Books: Late last June, I published the fourth of my books of repackaged old tut from the website, Spank's LFF Diaries Volume Two: 2000-2004. The good people at lulu.com have informed me that there was a problem initially with putting the book on their index. It's fixed now, but they felt they had to offer me some sort of compensation for the potential loss of - ha! - sales. So thanks to them, I now have a special offer for you: until August 15th 2010, you can buy Spank's LFF Diaries Volume Two at a 15% discount on the usual price of £11.49. Click here to buy it direct, or visit my bookstore to see what else is on offer: in both cases, you'll need to enter the coupon code BEACHREAD305 at checkout time to get the discount. Terms and conditions apply. Later this month, expect the next book in the series, a collection of my Edinburgh Festival diaries from the past decade...
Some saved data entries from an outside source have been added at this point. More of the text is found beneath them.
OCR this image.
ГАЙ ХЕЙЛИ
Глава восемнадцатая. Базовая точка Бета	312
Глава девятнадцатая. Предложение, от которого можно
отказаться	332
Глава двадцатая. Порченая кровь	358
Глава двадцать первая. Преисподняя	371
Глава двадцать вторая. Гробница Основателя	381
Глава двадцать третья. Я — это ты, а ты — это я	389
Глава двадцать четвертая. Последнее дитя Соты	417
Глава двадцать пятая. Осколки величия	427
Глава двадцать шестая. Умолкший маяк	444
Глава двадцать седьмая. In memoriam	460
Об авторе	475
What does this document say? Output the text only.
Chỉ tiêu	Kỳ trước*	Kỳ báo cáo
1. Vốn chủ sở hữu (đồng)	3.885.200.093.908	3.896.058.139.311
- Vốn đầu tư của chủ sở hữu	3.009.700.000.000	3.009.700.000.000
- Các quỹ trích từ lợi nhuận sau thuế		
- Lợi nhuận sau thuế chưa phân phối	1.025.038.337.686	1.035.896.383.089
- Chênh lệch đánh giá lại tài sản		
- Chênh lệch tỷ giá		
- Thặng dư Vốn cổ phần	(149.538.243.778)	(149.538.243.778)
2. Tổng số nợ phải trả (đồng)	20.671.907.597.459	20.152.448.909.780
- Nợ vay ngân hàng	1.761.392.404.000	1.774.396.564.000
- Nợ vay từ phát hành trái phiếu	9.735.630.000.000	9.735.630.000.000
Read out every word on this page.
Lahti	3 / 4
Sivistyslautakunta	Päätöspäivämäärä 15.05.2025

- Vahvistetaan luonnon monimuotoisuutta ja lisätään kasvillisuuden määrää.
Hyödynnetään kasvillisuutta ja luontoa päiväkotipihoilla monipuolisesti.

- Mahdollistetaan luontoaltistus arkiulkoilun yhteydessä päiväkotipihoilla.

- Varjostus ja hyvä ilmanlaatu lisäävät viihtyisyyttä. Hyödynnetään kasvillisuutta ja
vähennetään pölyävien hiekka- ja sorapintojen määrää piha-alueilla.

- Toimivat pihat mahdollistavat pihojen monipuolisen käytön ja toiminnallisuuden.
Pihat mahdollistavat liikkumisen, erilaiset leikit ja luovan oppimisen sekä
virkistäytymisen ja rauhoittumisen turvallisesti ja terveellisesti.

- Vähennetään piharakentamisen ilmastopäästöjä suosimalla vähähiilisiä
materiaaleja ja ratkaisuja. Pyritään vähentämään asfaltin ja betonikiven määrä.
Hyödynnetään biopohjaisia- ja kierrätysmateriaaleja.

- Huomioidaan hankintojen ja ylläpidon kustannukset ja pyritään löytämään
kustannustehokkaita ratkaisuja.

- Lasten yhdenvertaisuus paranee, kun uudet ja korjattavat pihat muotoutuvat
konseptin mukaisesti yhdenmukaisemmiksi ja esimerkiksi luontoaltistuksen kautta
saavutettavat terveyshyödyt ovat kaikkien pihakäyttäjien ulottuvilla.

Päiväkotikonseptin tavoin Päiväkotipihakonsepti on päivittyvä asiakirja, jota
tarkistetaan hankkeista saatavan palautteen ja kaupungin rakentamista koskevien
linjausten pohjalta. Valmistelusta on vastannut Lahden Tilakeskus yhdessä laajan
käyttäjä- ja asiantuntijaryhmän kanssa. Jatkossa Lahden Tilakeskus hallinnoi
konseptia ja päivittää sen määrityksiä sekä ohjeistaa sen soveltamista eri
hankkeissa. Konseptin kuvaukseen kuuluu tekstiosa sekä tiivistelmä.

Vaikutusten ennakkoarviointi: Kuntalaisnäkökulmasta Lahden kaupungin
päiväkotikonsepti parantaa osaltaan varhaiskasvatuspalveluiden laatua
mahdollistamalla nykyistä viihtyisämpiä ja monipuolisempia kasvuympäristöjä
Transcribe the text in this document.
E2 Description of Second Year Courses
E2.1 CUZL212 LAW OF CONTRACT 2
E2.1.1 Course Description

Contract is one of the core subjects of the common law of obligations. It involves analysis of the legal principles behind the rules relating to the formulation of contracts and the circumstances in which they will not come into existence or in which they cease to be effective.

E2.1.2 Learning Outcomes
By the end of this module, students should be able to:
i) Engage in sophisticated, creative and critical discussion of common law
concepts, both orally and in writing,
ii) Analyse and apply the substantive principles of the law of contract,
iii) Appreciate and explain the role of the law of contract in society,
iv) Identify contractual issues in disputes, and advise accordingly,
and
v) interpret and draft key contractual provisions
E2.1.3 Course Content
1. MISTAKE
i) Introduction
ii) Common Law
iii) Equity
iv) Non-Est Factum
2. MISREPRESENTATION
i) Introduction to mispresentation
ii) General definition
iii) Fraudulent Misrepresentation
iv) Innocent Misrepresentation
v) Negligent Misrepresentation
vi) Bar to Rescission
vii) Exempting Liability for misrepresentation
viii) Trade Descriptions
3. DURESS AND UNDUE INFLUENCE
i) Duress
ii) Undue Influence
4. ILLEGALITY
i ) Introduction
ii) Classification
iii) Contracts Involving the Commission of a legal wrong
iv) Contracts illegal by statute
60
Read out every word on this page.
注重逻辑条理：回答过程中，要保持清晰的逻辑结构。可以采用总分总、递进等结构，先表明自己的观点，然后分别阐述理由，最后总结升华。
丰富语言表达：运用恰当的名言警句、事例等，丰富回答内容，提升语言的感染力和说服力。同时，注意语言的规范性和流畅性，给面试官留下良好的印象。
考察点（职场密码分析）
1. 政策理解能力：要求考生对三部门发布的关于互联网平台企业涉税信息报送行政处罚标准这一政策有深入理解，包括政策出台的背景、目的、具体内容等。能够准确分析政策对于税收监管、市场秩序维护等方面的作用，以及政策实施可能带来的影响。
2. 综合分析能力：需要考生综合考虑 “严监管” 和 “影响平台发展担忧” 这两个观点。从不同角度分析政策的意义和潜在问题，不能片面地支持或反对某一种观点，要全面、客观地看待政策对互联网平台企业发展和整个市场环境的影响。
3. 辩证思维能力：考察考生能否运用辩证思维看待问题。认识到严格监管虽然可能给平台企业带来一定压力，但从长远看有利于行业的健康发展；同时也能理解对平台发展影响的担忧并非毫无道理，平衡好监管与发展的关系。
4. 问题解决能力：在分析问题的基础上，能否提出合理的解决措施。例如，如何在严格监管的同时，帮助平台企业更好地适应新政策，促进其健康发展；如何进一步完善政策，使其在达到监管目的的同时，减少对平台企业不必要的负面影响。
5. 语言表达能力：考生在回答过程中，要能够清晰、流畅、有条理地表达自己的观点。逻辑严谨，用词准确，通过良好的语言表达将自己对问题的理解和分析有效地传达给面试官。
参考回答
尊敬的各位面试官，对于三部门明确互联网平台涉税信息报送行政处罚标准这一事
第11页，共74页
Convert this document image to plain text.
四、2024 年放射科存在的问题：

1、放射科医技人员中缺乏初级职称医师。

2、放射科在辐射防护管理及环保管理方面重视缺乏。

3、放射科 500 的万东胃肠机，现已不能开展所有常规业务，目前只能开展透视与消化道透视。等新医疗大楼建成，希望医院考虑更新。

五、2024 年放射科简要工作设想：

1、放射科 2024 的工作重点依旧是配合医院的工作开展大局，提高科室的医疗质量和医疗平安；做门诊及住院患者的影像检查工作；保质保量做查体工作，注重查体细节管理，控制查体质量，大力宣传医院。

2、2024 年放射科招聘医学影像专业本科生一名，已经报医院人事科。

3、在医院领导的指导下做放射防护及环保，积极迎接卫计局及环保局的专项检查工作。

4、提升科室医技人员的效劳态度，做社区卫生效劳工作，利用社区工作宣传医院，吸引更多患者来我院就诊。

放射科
Edinburgh: ...because, of course, it's that time of year again. The Pals and I are in the final stages of gearing up for our insert-Latin-term-for-two-years-out-of-every-three-nial visit to Auld Reekie, poring over the sites for the International Festival, the Fringe and the Book Festival to see what's on offer. Expect a week's worth of daily reports to follow later this month. While you're waiting for that, have a read at this Stewart Lee rant about the controversial Fosters Comedy God poll that's currently taking place online, and then click here to vote for Frank Chickens as a way to stick it to The Man. (If you're unfamiliar with the work of Frank Chickens, these may help.)
Movies: People seem to be unsure how to classify Inception, but it seems pretty straightforward to me. It's full of characters whose primary function is to verbalise the director's ideas: acting like actual characters is a long way down their agenda. It has sequences featuring visual flourishes that you could just look at on a loop all day. And it can't quite work out how to make the philosophical and the visual components fit together into a seamless whole. In short, it's the most expensive Peter Greenaway movie ever made. (Its final shot even duplicates one of Greenaway's, though I won't tell you which one.) I happen to like Peter Greenaway's cerebral approach, so combining that with the gloriously structured pileup of action that makes up Inception's final act works just fine for me. If you're still confused about how it all fits together, this spoiler-filled infographic may help. Or not.
Music: You may have noticed that things have been rather quiet round here over the past month. Pressure of work, I'm afraid. I spent two weeks in July on business in the Middle East, following in the footsteps of the characters from this summer's blockbuster movie Sex And The City 2: The Fuckening. I brought back a couple of souvenirs for The Belated Birthday Girl: some dates from Abu Dhabi, and a CD of local music from Doha. Well, almost local. Now That's What I Call Arabia 12 is EMI's Middle Eastern variant on the popular compilation series. On a first listen, it's pleasant enough, but not outstanding. There seems to be quite an overlap between Arabic pop and the sorts of tunes you hear on Bollywood soundtracks, whether they're uptempo dancefloor fillers or more traditional ballads. The frequent appearance of Latin motifs - including a full-on collaboration with an actual Gypsy King - is interesting, though.
In the meantime, your Simian Substitute Site for August 2010 is Gympanzee. If you forced me to choose which of my two Middle Eastern destinations I enjoyed the most, I'd have to plump for Abu Dhabi over Doha, almost entirely because of the transport. Abu Dhabi has a splendid taxi system, with hundreds of cabs swarming the streets waiting to take you anywhere: and they cost next to nothing because of, well, that whole oil thing they've got going on over there. Doha's cab service, on the other hand, is notoriously bad. Your chances of flagging one down on the street are pretty much zero, and any attempt to book one over the phone needs to be done several hours in advance.
As a result, I didn't get to see anything of Doha outside of my hotel and my work location. Which is a shame, because there are some interesting sights to be seen: and as is frequently the case in this region, some of those sights are shopping malls. The Villagio Mall is a suitably over-the-top example of the Doha shopping experience, most notable for the full-size fake Venetian canal that runs through it. Anyway, while I was reading Time Out Doha to find out what I was missing, I found out that the Villagio has an onsite child care centre called Gympanzee, so at least I managed to get a Simian Substitute Site out of the experience.